Keşke diyorum… Şöyle küçük bir yayla evimiz olsa. Gündüz doğayla, gece yıldızlarla baş başa kalacağımız bir yer. Herkesin ulaşamayacağı, ama bizim huzurla gidebileceğimiz bir kaçış noktası…
Belki de mesele bir yayla sahibi olmak değil. Mesele yayla gibi bir hayata biraz olsun özlem duymak olmasaydı. Doğayla barışmak, aceleyi unutmak, sadece serinlemek değil, sadeleşmek.

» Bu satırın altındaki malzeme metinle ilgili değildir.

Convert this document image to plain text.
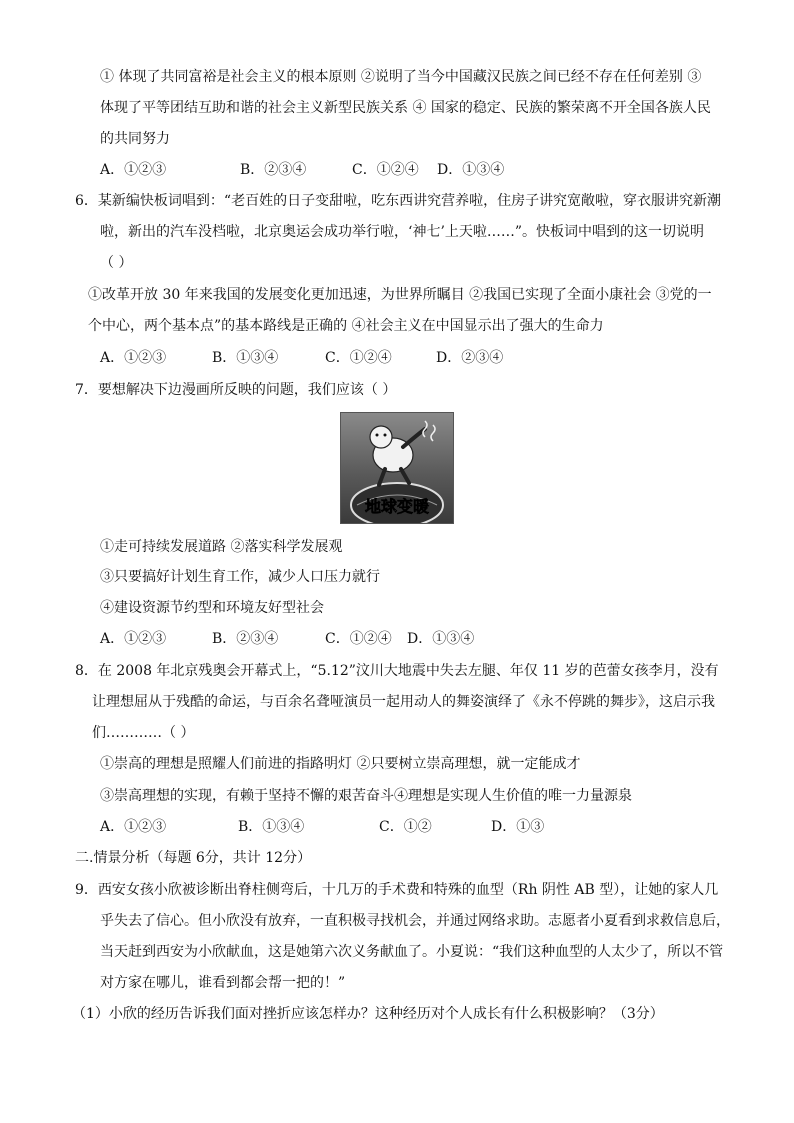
① 体现了共同富裕是社会主义的根本原则 ②说明了当今中国藏汉民族之间已经不存在任何差别 ③
体现了平等团结互助和谐的社会主义新型民族关系 ④ 国家的稳定、民族的繁荣离不开全国各族人民
的共同努力
A．①②③	B．②③④	C．①②④ D．①③④
6．某新编快板词唱到：“老百姓的日子变甜啦，吃东西讲究营养啦，住房子讲究宽敞啦，穿衣服讲究新潮
啦，新出的汽车没档啦，北京奥运会成功举行啦，‘神七’上天啦……”。快板词中唱到的这一切说明
（ ）
①改革开放 30 年来我国的发展变化更加迅速，为世界所瞩目 ②我国已实现了全面小康社会 ③党的一
个中心，两个基本点”的基本路线是正确的 ④社会主义在中国显示出了强大的生命力
A．①②③	B．①③④	C．①②④	D．②③④
7．要想解决下边漫画所反映的问题，我们应该（ ）
地球变暖
①走可持续发展道路 ②落实科学发展观
③只要搞好计划生育工作，减少人口压力就行
④建设资源节约型和环境友好型社会
A．①②③	B．②③④	C．①②④ D．①③④
8．在 2008 年北京残奥会开幕式上，“5.12”汶川大地震中失去左腿、年仅 11 岁的芭蕾女孩李月，没有
让理想屈从于残酷的命运，与百余名聋哑演员一起用动人的舞姿演绎了《永不停跳的舞步》，这启示我
们…………（ ）
①崇高的理想是照耀人们前进的指路明灯 ②只要树立崇高理想，就一定能成才
③崇高理想的实现，有赖于坚持不懈的艰苦奋斗④理想是实现人生价值的唯一力量源泉
A．①②③	B．①③④	C．①②	D．①③
二.情景分析（每题 6分，共计 12分）
9．西安女孩小欣被诊断出脊柱侧弯后，十几万的手术费和特殊的血型（Rh 阴性 AB 型），让她的家人几
乎失去了信心。但小欣没有放弃，一直积极寻找机会，并通过网络求助。志愿者小夏看到求救信息后，
当天赶到西安为小欣献血，这是她第六次义务献血了。小夏说：“我们这种血型的人太少了，所以不管
对方家在哪儿，谁看到都会帮一把的！”
（1）小欣的经历告诉我们面对挫折应该怎样办？这种经历对个人成长有什么积极影响？（3分）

Çünkü biz sadeleştikçe, huzur çoğalıyor. Yayla bunun başka bir adı gibi.
Velhasıl kelam, Antalya’da her şey var ama bir “yayla ruhu” eksik. Belki bir gün biz de yola düşeriz. Uçsuz bucaksız Toroslar’a doğru... Belki de o yayla, içimizde sakladığımız o en dingin yerde bizi bekliyordur…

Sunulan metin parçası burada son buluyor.